Leurs opérations de nettoyages psychologiques, d’une efficacité redoutable,
sont souvent appuyées par l’armée de réserve du mépris continuellement
alimentée par des intellectuels asséchés. Les difficultés de vie dans leurs
pays d’origine, donnent aux barbares une force que les Québécois ont canalisée
sur d’autres choses que les luttes de coqs. Même si on commence à voir une
certaine assimilation des Goths, il est clair que les Vandales, les Uns et les
Alains conduisent des opérations de terrorisme[4]
culturel qui amenuisent toujours plus les espaces de paix. Les nouveaux barbare
exploitent énormément le bluff (mais dans une guerre de paroles y a-t-il
d’autres manières de gagner ?). Je dirai même que leur arme est le bluff.
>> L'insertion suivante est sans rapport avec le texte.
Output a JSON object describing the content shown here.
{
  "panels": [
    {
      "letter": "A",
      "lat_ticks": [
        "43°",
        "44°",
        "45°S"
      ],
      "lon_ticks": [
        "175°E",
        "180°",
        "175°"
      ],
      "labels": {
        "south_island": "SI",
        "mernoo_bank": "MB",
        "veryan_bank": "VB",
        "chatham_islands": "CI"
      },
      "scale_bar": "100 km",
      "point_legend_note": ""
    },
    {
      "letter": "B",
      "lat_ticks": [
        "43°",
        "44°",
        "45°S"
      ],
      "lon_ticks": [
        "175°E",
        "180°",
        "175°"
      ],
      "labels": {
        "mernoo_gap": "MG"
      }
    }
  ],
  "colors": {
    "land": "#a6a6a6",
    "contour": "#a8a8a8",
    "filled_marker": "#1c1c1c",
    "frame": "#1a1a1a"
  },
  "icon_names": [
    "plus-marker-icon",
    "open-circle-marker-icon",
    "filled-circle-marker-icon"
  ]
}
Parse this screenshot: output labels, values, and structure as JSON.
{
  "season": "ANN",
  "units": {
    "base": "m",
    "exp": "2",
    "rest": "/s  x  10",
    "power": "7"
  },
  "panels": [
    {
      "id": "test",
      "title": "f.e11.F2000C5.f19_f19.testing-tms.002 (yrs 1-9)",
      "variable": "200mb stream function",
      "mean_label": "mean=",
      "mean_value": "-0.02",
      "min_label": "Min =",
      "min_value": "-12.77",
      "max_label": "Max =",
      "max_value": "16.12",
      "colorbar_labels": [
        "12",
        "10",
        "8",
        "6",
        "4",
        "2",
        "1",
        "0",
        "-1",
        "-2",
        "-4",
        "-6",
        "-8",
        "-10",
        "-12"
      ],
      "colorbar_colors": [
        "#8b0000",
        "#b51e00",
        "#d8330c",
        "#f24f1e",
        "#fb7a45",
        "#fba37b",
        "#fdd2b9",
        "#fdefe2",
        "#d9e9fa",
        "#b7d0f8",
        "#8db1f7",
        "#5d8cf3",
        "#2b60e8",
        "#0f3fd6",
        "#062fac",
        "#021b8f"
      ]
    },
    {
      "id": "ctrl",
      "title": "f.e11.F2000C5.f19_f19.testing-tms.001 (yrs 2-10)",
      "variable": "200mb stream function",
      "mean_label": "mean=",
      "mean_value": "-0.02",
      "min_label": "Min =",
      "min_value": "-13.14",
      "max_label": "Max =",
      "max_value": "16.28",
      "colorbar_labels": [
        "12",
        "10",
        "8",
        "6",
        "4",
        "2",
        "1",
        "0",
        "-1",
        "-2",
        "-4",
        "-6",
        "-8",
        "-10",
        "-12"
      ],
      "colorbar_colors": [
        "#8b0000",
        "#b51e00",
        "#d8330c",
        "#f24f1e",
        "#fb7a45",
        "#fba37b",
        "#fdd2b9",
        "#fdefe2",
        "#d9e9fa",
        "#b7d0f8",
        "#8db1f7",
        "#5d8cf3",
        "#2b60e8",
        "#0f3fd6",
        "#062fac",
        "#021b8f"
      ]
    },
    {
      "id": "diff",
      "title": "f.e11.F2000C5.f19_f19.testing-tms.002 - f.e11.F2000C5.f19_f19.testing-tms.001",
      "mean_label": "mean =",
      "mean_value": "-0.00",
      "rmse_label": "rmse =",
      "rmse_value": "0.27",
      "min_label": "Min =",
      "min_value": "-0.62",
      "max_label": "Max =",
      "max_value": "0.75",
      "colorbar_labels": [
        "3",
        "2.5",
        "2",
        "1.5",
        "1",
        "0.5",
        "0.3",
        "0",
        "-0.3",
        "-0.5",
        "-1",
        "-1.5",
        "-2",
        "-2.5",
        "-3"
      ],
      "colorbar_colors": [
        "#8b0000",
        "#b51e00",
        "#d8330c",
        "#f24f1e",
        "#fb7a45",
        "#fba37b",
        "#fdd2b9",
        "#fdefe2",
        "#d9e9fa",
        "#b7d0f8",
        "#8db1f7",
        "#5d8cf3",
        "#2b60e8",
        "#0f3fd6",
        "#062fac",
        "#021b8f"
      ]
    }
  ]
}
Mais si les barbares bluffent et les Québécois ne s’en aperçoivent pas c’est
qu’ils ne sont pas très malins, pourrait penser quelqu’un parmi vous. Si tel
est le cas ou bien vous êtes un barbare ou vous avez assimilé l’idéologie
barbare sans vous en rendre compte. Contre le bluff, pour une civilisation qui
ne veux pas retomber dans la barbarie psychologique, il n’y a que le choix du
silence. Position extrêmement difficile à atteindre et surtout à garder. C’est
pour cela qu’un partie des Québécois cède au bluff et se retranche dans des
positions puristes d’où elle riposte avec des armes racistologiques. Ces
Québécois sont malins, comme les barbares.
22 septembre 2001. Rilke. « Lorsqu'on s'aperçoit, un beau jour, que leurs occupations sont piètres, leur métier figé et qu'ils n'ont plus de lien avec la vie, pourquoi ne pas continuer, tel un enfant, à porter là-dessus le même regard que sur ce qui est étranger, d'observer tout cela à partir de la profondeur de notre propre monde, à partir de l'ampleur de notre solitude personnelle qui est elle-même travail, situation et métier ? »
Variation sur Rilke. Lorsqu'on
s'aperçoit, un beau jour, que nos occupations sont piètres, notre métier figé
et qu'on n'a plus de lien avec la vie, pourquoi ne pas continuer, tel un
enfant, à porter là-dessus le même regard que sur ce qui est étranger,
d'observer tout cela à partir de la profondeur de notre propre monde, à partir
de l'ampleur de notre solitude personnelle qui est elle-même travail, situation
et métier ?
23 septembre 2001. Télégraphe et guerre. Festival du style télégraphique
militaire de Cannes (en Apulie). César présente, hors concours, ses trois
« v » (veni, vidi, vici). Pour le noyau d’or de la concision,
l’Angleterre présente peccavi de Charles Napier et l’Italie obbedisco
de Garibaldi. Et les français ? Eux, ils ont Cambronne.
[1] Celui du télégramme
contenant un seul mot Peccavi, que Charles Napier envoya à Londres après
avoir soumis la province indienne du Sind.
[2] Pour ne pas trop alourdir le texte je n’écris pas les préfixe Néo, comme il se devrait.
[3] Les Ibérogoths de l’Amérique du sud et de l’Amérique centrale, tout en ayant des spécificités intéressantes, je préfère les considère comme des simples variantes de la tribu européenne.
[4] C’est cette position sur le terrorisme intellectuel des barbares en provenance de pays musulmans que mes amis anti-américains trouve très dangereuse.